The role of Governance in all of this is to ensure that Enforcement happens. But, more than that, it is to ensure that the enforcement happens at the right level and in the right way. For example, if the outcome of a process to extract marketing leads from a CRM system to email customer results in customers who had chosen not to receive electronic marketing receiving unsolicited emails, the role of Data Governance is to ensure that there is appropriate accountability for the outcome.
That doesn’t mean beating up on the analyst in Marketing who generated the leads list. That means making sure that there are processes, procedures, policies, and principles in place in the organization that ensure each person in the life cycle of that email marketing information is aware of their role and their obligations to the internal and external stakeholders to that process. It means ensuring that, if there is a breakdown in a process that feeds into the electronic marketing process, that you have controls in place to detect that and act on it to prevent the unwanted outcome.

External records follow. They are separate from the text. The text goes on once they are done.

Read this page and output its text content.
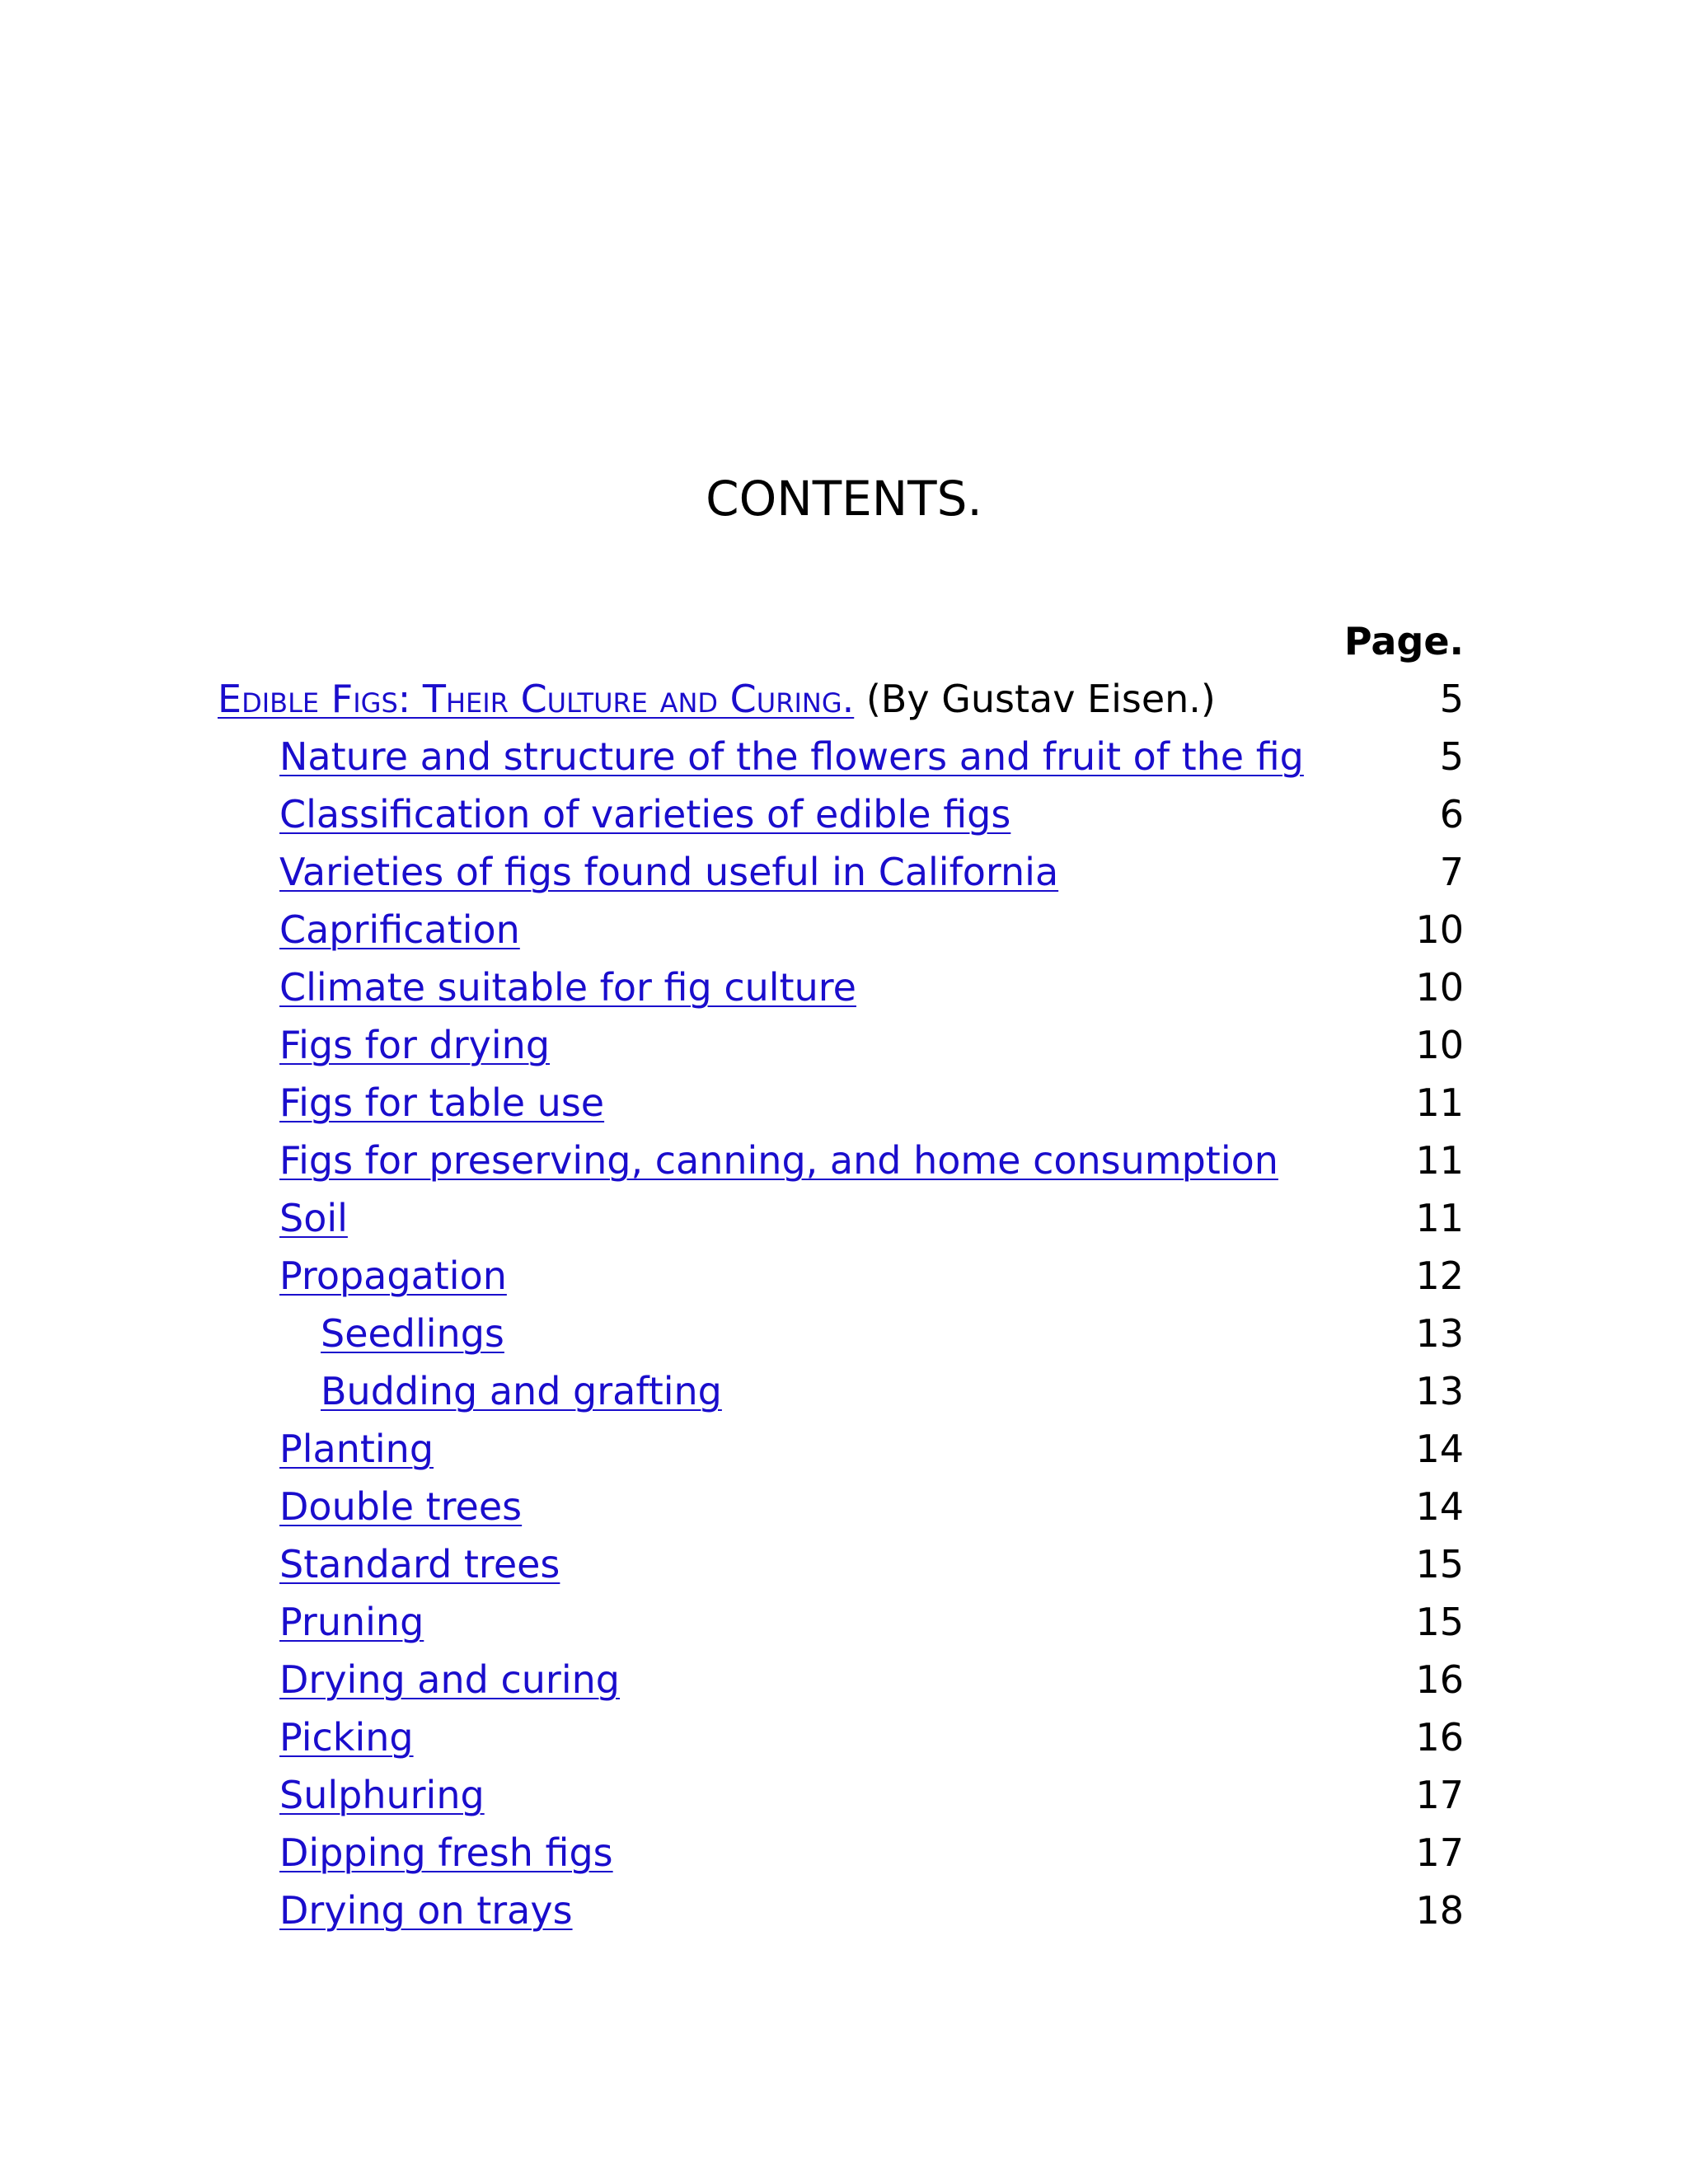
CONTENTS.
Page.
Edible Figs: Their Culture and Curing. (By Gustav Eisen.)	5
Nature and structure of the flowers and fruit of the fig	5
Classification of varieties of edible figs	6
Varieties of figs found useful in California	7
Caprification	10
Climate suitable for fig culture	10
Figs for drying	10
Figs for table use	11
Figs for preserving, canning, and home consumption	11
Soil	11
Propagation	12
Seedlings	13
Budding and grafting	13
Planting	14
Double trees	14
Standard trees	15
Pruning	15
Drying and curing	16
Picking	16
Sulphuring	17
Dipping fresh figs	17
Drying on trays	18
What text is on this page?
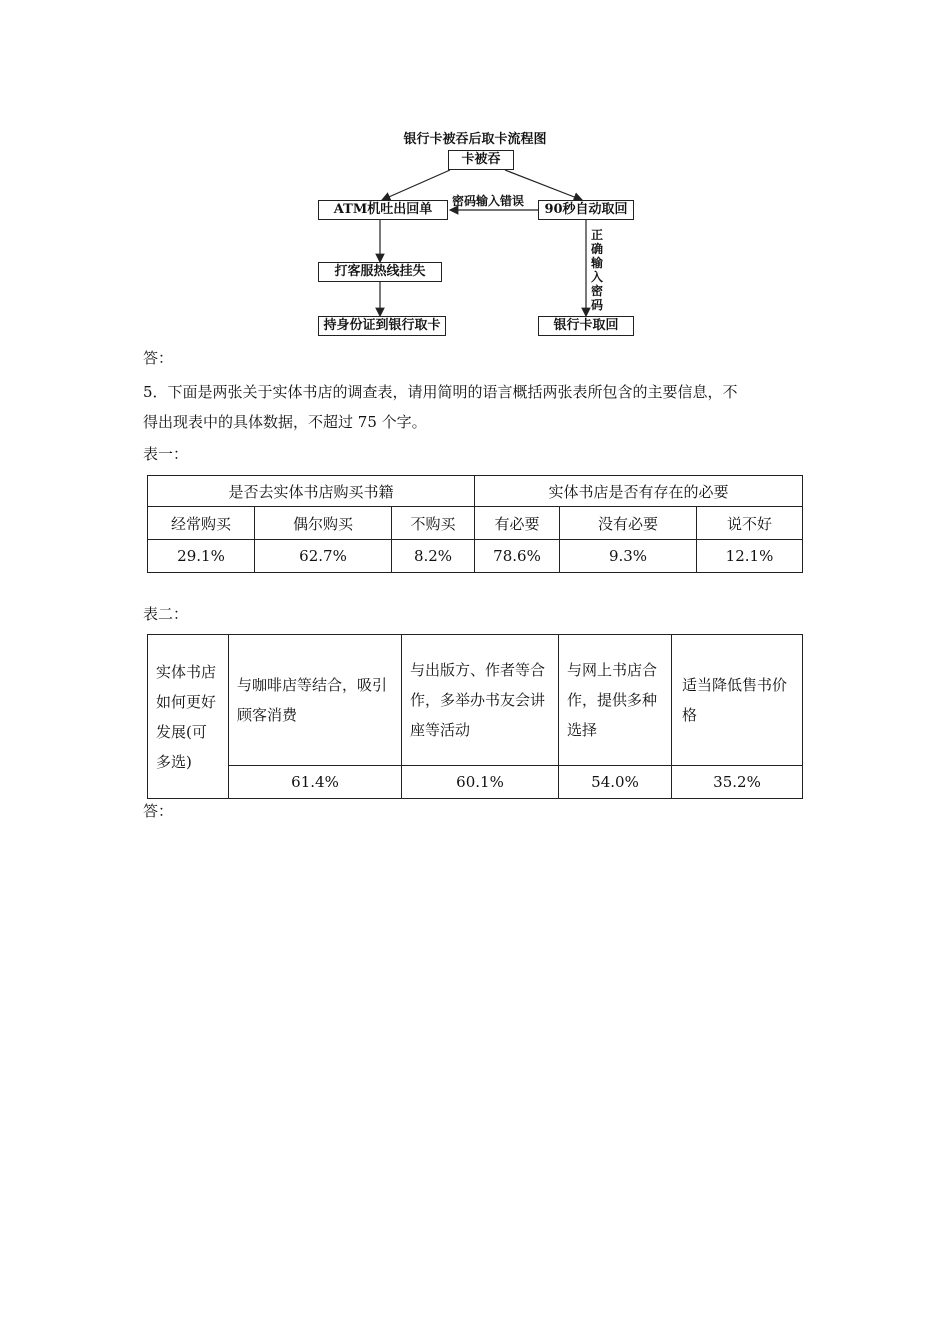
银行卡被吞后取卡流程图
卡被吞
ATM机吐出回单	90秒自动取回
打客服热线挂失
持身份证到银行取卡	银行卡取回
密码输入错误
正确输入密码
答：
5．下面是两张关于实体书店的调查表，请用简明的语言概括两张表所包含的主要信息，不
得出现表中的具体数据，不超过 75 个字。
表一：
是否去实体书店购买书籍			实体书店是否有存在的必要		
经常购买	偶尔购买	不购买	有必要	没有必要	说不好
29.1%	62.7%	8.2%	78.6%	9.3%	12.1%
表二：
实体书店如何更好发展(可多选)	与咖啡店等结合，吸引顾客消费	与出版方、作者等合作，多举办书友会讲座等活动	与网上书店合作，提供多种选择	适当降低售书价格

	61.4%	60.1%	54.0%	35.2%
答：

And, where someone in the organization consciously acts in a manner that is not compatible with the processes, procedures, policies, and principles of the organization that they can be held accountable.
This is a key shift in the EU’s General Data Protection Regulation, which is a broad and principles based piece of legislation. Article 5(2) introduces the “Accountability Principle”. Much like Kennedy’s promise that it was the United States’ objective to land a man on the moon by the end of the 1960s and to return him safely to the earth again, the GDPR requires organizations to be compliant with the core principles of the Regulation, and to be able to demonstrate compliance.
This is only possible with an effective Data Governance framework that links Principles to Outcomes and uses Enforcement wisely, as a tool to correct errant behaviour and ensure the system operates as expected.
Which brings me to my final point on Principles.
Tuesday was a busy day for me. I was scheduled to be teaching a public course on the GDPR with a partner. I was asked late last week to prepare for and attend this Joint Committee of Parliament. There was no fee for doing so.
However, as an Information Management Professional, I feel ethically and morally obliged to lend my insights and experience to important discussions and debates, particularly on matters that have a potentially significant impact on society. Therefore, it was not only an honor to be asked to give testimony, it was something that I simply needed to do. Filthy commerce be damned!
Indeed, as a DAMA International Member and CDMP holder, it’s in the Code of Ethics I sign that I have an obligation to “actively promote the ideals and mission of DAMA International.” Part of that mission is raising awareness of information and data management best practices.
As information and data management professionals, we should work to help implement good data management principles, policies, and procedures whenever we can.